I don't tie many kinds of flies, but there are times when I tie a lot of Clouser Minnows. This streamer may be the most famous fly ever. Developed by Susquehanna River smallmouth guru Bob Clouser in the 1980s, the classic version sports dumbbell eyes, a white deer-hair belly, strands of Krystal Flash, and a chartreuse back. Lefty Kreh is said to have caught 86 species on Clousers. I'm nowhere near that, but I've pulled a Clouser out of a pretty wide sampling of fish lips. Bass of the various tribes—largemouth, smallmouth, striper. Trout and char, bluefish and mackerel. You can fish a Clouser on a steady retrieve, or make it dive, skitter, and flutter in river current. Depending on the presentation, it's a minnow, crayfish, sand lance, leech, or hellgrammite. It's about the fishcatchingest fly out there.
I lash down the eyes in the traditional spot, set one-third of the length of the shank away from the hook eye. One reason I'm attracted to the Clouser is that it's a particular pattern you can follow like baking a cake, sure, but it's also evolved into a general form of fly tying—heavy eyes, sparse belly, midsection of flash, a contrasting back. It's a loose set of guidelines, which suits my unschooled approach to the fly bench. Since this is my first appointment at the fly vise in months, I'm sticking to the classic design. "Just crank them out," I mutter to myself. "Keep it simple."
After the belly hair is snug, I swivel the vise so the hook rides point up and tie in the Krystal Flash. Already I have to gird my loins against flights of fancy. I need at least one fly box full of classic Clousers before I'll allow myself to color outside the lines—which I've learned over the years can pay off on the water.
Take my shad flies, for example. Those were some beauties. One winter's night at the tying bench I completely gave in to a gaudy yarn fetish and tied a fly box of Clousers with hook shanks wrapped with hot pink and pearlescent yarns and holographic bellies of shimmering opal.

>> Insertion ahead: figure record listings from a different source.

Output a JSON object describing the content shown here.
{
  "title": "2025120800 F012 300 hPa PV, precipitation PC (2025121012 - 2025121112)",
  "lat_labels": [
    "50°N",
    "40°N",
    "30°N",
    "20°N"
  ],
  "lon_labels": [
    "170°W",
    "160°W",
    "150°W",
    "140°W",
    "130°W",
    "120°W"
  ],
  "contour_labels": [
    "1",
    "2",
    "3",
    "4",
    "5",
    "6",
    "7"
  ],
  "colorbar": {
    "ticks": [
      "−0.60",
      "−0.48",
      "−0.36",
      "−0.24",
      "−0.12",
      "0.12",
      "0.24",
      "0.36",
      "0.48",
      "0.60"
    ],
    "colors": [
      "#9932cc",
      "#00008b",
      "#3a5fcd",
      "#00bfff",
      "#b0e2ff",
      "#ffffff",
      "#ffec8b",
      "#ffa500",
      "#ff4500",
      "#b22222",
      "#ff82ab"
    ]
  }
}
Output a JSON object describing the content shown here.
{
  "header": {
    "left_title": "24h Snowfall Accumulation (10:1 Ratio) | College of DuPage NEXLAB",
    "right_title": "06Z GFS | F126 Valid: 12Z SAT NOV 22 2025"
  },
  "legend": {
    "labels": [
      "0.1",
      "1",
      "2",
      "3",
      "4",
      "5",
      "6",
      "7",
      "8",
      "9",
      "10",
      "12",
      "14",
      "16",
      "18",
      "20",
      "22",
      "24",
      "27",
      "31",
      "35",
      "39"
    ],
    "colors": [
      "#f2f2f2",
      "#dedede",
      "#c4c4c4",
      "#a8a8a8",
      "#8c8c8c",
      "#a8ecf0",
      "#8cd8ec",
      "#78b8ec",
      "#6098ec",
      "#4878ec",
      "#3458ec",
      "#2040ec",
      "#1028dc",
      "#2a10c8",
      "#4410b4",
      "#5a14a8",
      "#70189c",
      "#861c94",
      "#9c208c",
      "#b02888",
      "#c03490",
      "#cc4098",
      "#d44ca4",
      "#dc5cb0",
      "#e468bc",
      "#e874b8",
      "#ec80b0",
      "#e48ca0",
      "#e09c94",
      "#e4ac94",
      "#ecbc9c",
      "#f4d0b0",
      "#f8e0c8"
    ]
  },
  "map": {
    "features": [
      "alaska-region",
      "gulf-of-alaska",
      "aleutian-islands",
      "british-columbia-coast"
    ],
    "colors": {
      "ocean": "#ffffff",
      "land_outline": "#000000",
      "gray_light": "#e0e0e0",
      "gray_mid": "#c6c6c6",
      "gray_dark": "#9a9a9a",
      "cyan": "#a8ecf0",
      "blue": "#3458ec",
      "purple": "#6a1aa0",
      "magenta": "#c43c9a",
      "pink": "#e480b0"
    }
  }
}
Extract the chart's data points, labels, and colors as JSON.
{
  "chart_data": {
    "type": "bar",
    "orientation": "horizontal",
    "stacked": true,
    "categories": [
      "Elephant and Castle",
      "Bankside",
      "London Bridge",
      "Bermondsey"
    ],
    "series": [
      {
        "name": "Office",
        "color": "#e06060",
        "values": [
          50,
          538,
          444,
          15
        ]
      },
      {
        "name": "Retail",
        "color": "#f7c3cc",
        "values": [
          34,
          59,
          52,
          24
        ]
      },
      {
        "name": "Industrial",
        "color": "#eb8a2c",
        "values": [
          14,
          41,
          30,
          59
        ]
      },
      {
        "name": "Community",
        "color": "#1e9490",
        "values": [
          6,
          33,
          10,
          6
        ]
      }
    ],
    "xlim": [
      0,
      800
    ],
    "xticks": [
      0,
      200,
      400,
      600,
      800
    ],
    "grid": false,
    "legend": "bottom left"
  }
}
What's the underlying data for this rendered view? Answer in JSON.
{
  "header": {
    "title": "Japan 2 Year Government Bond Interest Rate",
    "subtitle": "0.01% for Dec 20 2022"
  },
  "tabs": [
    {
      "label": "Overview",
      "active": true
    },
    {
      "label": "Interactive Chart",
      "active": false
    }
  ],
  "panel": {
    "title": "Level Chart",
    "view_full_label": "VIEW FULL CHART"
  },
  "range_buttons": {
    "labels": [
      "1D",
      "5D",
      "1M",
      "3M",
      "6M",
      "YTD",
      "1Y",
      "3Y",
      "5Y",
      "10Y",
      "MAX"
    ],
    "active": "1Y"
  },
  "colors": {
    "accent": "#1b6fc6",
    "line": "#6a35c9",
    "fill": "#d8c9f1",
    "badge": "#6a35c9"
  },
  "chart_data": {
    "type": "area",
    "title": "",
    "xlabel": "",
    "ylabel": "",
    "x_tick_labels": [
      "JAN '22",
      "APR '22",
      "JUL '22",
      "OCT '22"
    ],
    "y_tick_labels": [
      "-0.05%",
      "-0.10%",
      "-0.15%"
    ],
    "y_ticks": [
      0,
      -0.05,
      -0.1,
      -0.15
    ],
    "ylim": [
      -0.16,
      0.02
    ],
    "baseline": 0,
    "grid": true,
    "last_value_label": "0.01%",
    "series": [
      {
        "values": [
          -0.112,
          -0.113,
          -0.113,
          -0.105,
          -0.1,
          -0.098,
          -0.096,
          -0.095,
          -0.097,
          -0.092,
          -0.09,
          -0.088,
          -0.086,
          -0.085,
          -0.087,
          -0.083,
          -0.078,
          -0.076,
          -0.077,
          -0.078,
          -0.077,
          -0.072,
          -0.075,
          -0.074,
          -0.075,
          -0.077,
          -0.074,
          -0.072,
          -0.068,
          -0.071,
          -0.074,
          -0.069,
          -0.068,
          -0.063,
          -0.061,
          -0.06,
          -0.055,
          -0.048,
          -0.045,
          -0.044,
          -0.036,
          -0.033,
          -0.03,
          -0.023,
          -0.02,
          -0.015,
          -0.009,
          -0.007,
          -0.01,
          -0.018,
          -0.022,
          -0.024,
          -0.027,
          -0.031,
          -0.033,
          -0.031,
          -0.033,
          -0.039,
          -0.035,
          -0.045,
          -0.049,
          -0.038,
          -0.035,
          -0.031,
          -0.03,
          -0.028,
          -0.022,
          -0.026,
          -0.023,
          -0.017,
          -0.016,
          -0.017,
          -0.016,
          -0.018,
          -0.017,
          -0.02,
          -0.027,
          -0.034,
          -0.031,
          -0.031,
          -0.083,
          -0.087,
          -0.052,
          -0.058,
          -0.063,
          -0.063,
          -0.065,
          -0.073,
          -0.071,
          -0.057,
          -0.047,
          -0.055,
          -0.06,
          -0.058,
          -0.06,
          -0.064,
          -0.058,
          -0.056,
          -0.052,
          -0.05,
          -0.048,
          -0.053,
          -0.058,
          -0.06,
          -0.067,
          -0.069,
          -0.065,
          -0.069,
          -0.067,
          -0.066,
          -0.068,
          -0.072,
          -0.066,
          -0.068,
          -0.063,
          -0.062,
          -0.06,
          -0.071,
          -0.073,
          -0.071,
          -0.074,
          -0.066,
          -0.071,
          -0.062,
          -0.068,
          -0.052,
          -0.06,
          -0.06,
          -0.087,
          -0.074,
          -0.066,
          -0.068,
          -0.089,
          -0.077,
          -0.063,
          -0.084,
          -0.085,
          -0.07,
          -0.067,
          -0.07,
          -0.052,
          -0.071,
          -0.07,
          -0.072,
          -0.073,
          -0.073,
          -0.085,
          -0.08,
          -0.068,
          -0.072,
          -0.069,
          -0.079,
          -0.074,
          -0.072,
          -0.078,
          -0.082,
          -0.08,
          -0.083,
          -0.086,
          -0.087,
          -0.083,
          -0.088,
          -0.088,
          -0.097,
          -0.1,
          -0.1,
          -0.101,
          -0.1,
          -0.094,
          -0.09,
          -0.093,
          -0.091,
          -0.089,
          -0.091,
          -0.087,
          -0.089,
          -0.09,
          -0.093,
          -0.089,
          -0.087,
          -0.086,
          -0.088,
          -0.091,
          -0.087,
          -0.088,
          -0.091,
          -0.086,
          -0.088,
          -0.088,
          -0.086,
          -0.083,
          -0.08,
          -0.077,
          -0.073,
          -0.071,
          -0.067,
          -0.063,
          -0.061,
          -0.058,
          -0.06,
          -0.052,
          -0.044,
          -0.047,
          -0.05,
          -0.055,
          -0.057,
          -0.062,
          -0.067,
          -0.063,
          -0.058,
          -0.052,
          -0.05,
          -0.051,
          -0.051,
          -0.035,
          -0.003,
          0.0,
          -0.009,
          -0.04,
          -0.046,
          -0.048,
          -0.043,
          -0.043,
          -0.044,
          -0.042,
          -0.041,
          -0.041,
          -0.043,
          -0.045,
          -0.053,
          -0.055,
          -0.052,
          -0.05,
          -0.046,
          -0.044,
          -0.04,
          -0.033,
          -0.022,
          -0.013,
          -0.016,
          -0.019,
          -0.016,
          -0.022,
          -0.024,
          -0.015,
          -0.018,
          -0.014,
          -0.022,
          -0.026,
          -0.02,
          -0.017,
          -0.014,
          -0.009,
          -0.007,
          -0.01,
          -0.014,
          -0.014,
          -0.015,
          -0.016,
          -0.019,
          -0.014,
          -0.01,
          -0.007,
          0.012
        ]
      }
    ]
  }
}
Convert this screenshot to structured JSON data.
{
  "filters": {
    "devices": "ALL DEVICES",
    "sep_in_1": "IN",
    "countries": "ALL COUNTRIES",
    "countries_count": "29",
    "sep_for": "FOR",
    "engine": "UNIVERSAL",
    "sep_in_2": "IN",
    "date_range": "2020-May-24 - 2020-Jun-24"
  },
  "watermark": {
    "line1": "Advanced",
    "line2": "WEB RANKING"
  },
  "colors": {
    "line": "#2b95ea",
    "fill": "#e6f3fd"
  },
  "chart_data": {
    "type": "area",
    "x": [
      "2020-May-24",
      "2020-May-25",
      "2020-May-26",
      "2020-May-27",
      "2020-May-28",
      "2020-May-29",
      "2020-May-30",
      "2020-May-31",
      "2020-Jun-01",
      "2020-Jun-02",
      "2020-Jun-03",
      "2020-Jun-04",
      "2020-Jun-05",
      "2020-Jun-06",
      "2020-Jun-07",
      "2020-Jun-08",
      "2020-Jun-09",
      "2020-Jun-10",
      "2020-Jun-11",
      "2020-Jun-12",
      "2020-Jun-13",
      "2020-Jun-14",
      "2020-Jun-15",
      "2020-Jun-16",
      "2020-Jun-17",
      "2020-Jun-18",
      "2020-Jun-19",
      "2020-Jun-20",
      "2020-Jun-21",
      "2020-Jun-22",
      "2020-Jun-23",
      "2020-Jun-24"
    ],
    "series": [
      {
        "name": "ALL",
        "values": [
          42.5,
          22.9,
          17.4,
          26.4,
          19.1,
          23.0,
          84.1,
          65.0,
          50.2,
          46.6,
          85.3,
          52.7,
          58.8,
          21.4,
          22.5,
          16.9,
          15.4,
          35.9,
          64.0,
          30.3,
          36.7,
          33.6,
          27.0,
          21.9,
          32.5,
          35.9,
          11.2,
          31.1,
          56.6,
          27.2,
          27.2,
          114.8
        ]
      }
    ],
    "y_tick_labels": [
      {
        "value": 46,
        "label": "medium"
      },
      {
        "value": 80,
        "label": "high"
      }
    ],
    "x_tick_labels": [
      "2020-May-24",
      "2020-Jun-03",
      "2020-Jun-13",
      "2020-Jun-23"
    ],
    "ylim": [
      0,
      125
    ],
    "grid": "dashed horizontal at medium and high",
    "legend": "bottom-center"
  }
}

Straight out of Cirque du Soleil, they were a little embarrassing to pull out at the public boat ramp but, man, did they whack the shad. And they weren't the only unconventional Clousers to come up big. Once, short on time before a week-long canoe trip down Ontario's Missinaibi River, I spat out copper-flash Franken-Clousers with tinsel highlights that would have sent Bob Clouser straight into sackcloth and ashes. When I pan-fried those walleyes over a cedar fire, though, I couldn't taste the ugly.
Back at the vise, I fight a temptation to pimp the fly. Wouldn't a little sprig of fuchsia chenille spruce things up a bit? Maybe a glass rattle? Not today. I tie in a back of chartreuse deer hair, stacked neatly and as trim as Clark Gable's mustache. Then I whip-finish the head wraps and dab Zap-a-Gap on the threads. There. A nice one, I'll admit.
I'm in full sweatshop mode, cranking them out. The Clouser's design makes it ride hook-point up, a huge benefit, but the tangled, rocky, rooty riverbottoms where I fish still eat Clousers like movie popcorn. I've never tied enough. I clamp another 2/0 hook in the vise jaws.
Right then, I'm hit with a moment's hesitation. There's a spot on my local striped bass river where a sandbar drops off into a deep trough with sides sheer as a tiger pit. It's the only real structure in that stretch of the river, and when the bite goes cold elsewhere, that trough always seems to hold fish. I've worked the stripers over pretty hard there in the past but I think I can do better—by doing things a little differently.
I shut my eyes and imagine that trough—current ripping down the sandbar, stripers nosing into the flow. I place the dumbbell eyes in their customary position, then move them about an eighth of an inch toward the hook eye. It's going to crowd the eye, but more heft toward the head will make this Clouser drop like an anchor through a river roiling with spring rains—down into the bottom of the trough where big striped bass stricken with zugunruhe won't turn down a little deer-hair manna from heaven.